Determine root node
Closed this issue · 5 comments
How can I determine the tag name of the root node?
For CPACS I know it's /cpacs
, but what about arbitrary XML documents?
Answer: Use the path "/"
. When combining/concatenating paths, however, this requires a distinction between /
+ childName
vs. /cpacs
+ /
+ childName
.
I created a convenience wrapper in Python that accepts the empty path instead and makes above distinction by using either /
or the empty string as a concatenation string.
I did not completely understand, what the issue is / was.
Could you please provide an example, what you tried to achieve, what did not work and what works?
For the XML document
<?xml version="1.0" encoding="UTF-8"?>
<root>
<x><a>1.2</a><b>34</b></x>
</root>
How do I determine the root node name /root
? I think usually you simply need to know the name of the root node to be able to work with the file, but as described above it is possible to determine its name with TIXI (with one caveat explained above).
but as described above it is possible to determine its name with TIXI (with one caveat explained above).
But I did not get the caveat, this is what i meant. What is the workaround you are using? I am just trying to understand, whether we could improve something in tixi.
So the path I provide the function is something like /cpacs/toolspecific
, starting with a slash and ending with a tag name (or a predicate like [@uID="1"]
). To get the root node, however, I cannot use the empty string
, but I have to use /
which arguably has a trailing slash - in contrast to all other paths I might query.
That means I cannot recursively go through the returned nodes and compose them by parent + "/" + childName
, because then I would get //cpacs/toolspecific
. That`s the reason why I had to make a distinction at the root level.
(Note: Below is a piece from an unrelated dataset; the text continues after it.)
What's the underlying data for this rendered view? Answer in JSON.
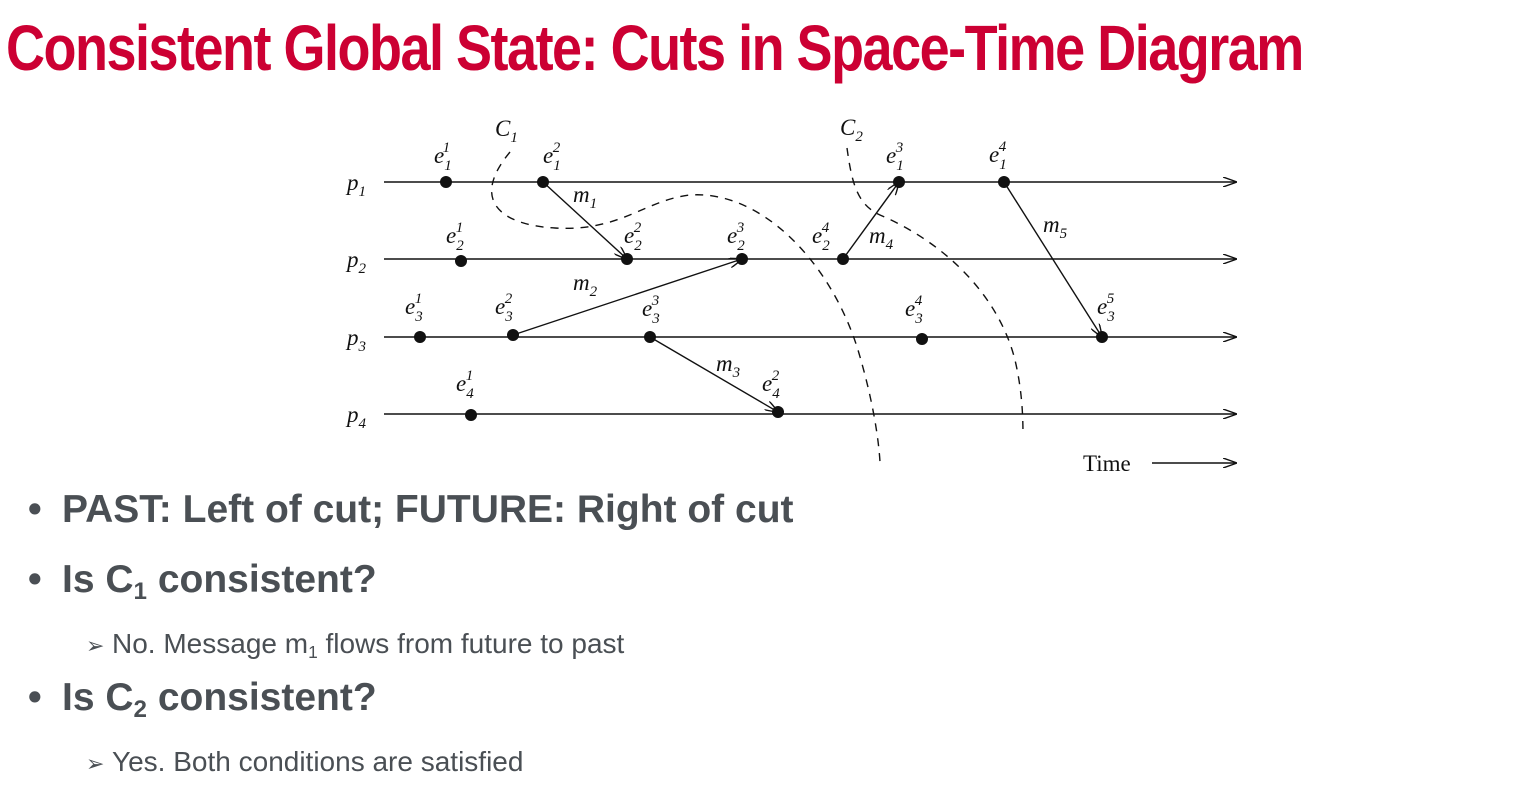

I've come about this problem over the last years in many projects, just noticed this today when creating a list of XPaths for all numeric values in an XML document (using tixi).
def enumerateNumericXpaths(xml, path, paths):
r''' Return a list of all XPaths that point to a number.
xml: open Tixi document
path: current path prefix (including index)
paths: list of XPaths that contain a numeral
>>> t, r = Tixi(), []
>>> t.openString('<?xml version="1.0" encoding="UTF-8"?>\n<root><x><a>1.2</a><b>34</b></x></root>')
>>> paths = enumerateNumericXpaths(t, '', r); print("\n".join(r))
/root[1]/x[1]/a[1]
/root[1]/x[1]/b[1]
'''
if path == '': path, sep = '/', ''
else: sep = '/'
children = xml.getNumberOfChilds(path)
counts = collections.defaultdict(int) # map from element name -> current per-element index
for i in range(1, children + 1):
childName = xml.getChildNodeName(path, i)
if childName == '#text':
try: xml.getDoubleElement(path); paths.append(path) # xml.getIntegerElement(path) works as well for int and double
except: pass
continue
elif childName.startswith('#'): continue # comment or CDATA - ignored for now
counts[childName] += 1
enumerateNumericXpaths(xml, path + '%s%s[%d]' % (sep, childName, counts[childName]), paths) # recurse into children
return paths # by reference, I hope!